You're forgetting that the planet they were living on was so hostile to life, most chidren never reached maturity, and the adults died left and right. Only the strongest, and luckiest, actually survived. They needed the high birth rate in order to combat this and keep the species going. Out the thousands born, only a few would actually survive until adulthood, and considering there are animals who leave their young to themselves, it is possible that this is what Krogan did before they went off world. Once they had a means to keep all their children alive until adulthood, their population exploded. In a few hundred years they were swarming the galaxy.
It would be like i crocodiles somehow learned how to make sure all their eggs hatched and grew to maturity. Crocs lay up to 100 eggs at a time, but most die before reaching maturity. If they didn't, then the crocodile population would explode, prey would become scarce, and they would spread to find new prey. Literally no different.
No, this is the genophage. Krogan at the time of Mass Effect have not been able to have many children for a long time because of it. Most of their children are stillborn. So yeah, NOW they don't have a huge number of kids, but that's the whole point of the genophage. It contradicts nothing. it is literally the story.
It's also very difficult to infer any information by looking at a single slide.
The rest of your post is confusing, because we don't know how long it takes for a Krogan to reach maturity, but we do know they were able to be grown quickly to be soldiers for a war. That, itself, would suggest that they have an abnormally large breeding rate. And that suggests a fairly quick maturity rate. So you give evidence for them having high birth rate and quick maturity rate, but seem to be claiming that evidence shows the opposite. And I'm not sure what you're talking about them being child prodigies. They're an intelligent race that matures to adulthood much, much faster than humans do. By our standards yeah, they would be 'child prodigies'. They're easily as intelligent as any other race, they have engineers and scientists. And they piggyback off of other races.
I'm not saying there aren't inaccuracies in the game about fictional creatures, just that these arguments don't entirely follow.
Maybe I didn't articulate my arguments well enough. I'll try again:
The games repeatedly try to manufacture a moral dilemma where you're given a binary choice between curing the genophage or condemning the krogan to extinction. The dilemma being based on the assumption that krogans are inherently predisposed to breeding out of control. It's a disturbing neo-malthusian space man's burden type of deal that wouldn't be out of place in a Tom Kratman novel.
The logistics as described don't work. The krogans aren't biologically feasible. In fact, any population control dilemma like this doesn't seem feasible.
I'll describe this using the "r/K selection theory." It's been discredited but it's still a useful shorthand.
Essentially, a r-selected species produces a lot of offspring and invests zero parental care because most of those offspring won't live to reproduce. By contrast, a K-selected species produces a small number of offspring and invests parental care to ensure most live to reproduce.
With me so far?
The krogan are described as an r-selected species. The problem here is that it isn't feasible for an r-selected species to develop near-human intelligence. Why? Because things like language and culture and science need to be taught. The krogan should never have been able to develop sapience without a K-selection strategy.
Although the krogan are repeatedly claimed to be an r-selected species, what little we actually do see of their child-rearing practices does resemble a K-selected species. That is, they raise a small number of offspring who they instruct in language, culture and science. At the end of
Mass Effect 3, we see a slide in which a krogan couple hold a baby after the genophage is cured. One baby, not a thousand.

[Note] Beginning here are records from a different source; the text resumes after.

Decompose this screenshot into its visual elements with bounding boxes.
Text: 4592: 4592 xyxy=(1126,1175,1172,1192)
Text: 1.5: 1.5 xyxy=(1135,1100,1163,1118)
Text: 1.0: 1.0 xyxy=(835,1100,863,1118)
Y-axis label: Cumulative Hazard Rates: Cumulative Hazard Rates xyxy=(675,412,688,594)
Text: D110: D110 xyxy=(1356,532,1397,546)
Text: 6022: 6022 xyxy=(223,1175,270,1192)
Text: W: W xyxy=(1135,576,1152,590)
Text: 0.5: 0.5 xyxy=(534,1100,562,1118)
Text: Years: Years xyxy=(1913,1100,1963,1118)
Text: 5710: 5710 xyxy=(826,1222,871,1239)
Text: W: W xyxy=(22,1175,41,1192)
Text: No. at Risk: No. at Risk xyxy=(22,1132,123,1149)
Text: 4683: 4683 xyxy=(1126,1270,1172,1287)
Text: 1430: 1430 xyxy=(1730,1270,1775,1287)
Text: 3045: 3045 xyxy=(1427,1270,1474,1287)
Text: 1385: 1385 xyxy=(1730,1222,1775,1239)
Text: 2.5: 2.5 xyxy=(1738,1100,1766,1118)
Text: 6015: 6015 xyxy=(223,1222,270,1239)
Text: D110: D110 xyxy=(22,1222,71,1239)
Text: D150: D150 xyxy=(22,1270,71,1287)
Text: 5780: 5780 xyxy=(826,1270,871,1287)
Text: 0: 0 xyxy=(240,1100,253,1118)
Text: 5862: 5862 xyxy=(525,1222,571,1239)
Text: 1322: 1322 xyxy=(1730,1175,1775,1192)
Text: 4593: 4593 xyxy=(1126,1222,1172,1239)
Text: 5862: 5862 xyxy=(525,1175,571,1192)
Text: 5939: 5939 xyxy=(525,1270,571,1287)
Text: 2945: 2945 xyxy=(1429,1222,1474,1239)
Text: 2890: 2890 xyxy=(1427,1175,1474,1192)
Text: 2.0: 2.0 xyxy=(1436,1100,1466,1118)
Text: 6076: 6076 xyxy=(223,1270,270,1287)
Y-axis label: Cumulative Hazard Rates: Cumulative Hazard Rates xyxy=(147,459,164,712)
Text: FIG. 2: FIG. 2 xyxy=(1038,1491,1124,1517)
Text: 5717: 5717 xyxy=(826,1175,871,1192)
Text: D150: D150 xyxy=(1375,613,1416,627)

It isn't physically possible for krogans to lay ~1000 eggs per year as they are stated to. An adult krogan is about 8 feet or so tall. A krogan newborn is about 2 feet tall. It isn't physically possible for a krogan woman to pop out a thousand of those two foot babies through her vagina every year, or approximately three births per day.
The writing contradicts itself depending on whether it wants you to be sympathetic toward the krogan or not. It rarely provides hard numbers but when it does those numbers are blatantly absurd.
I don't understand how this is so difficult to understand. The writers tried to pose a neo-malthusian population control dilemma. The problem is that the dilemma is physically impossible and relies on the player having no knowledge of the biological and mathematical science that it butchers.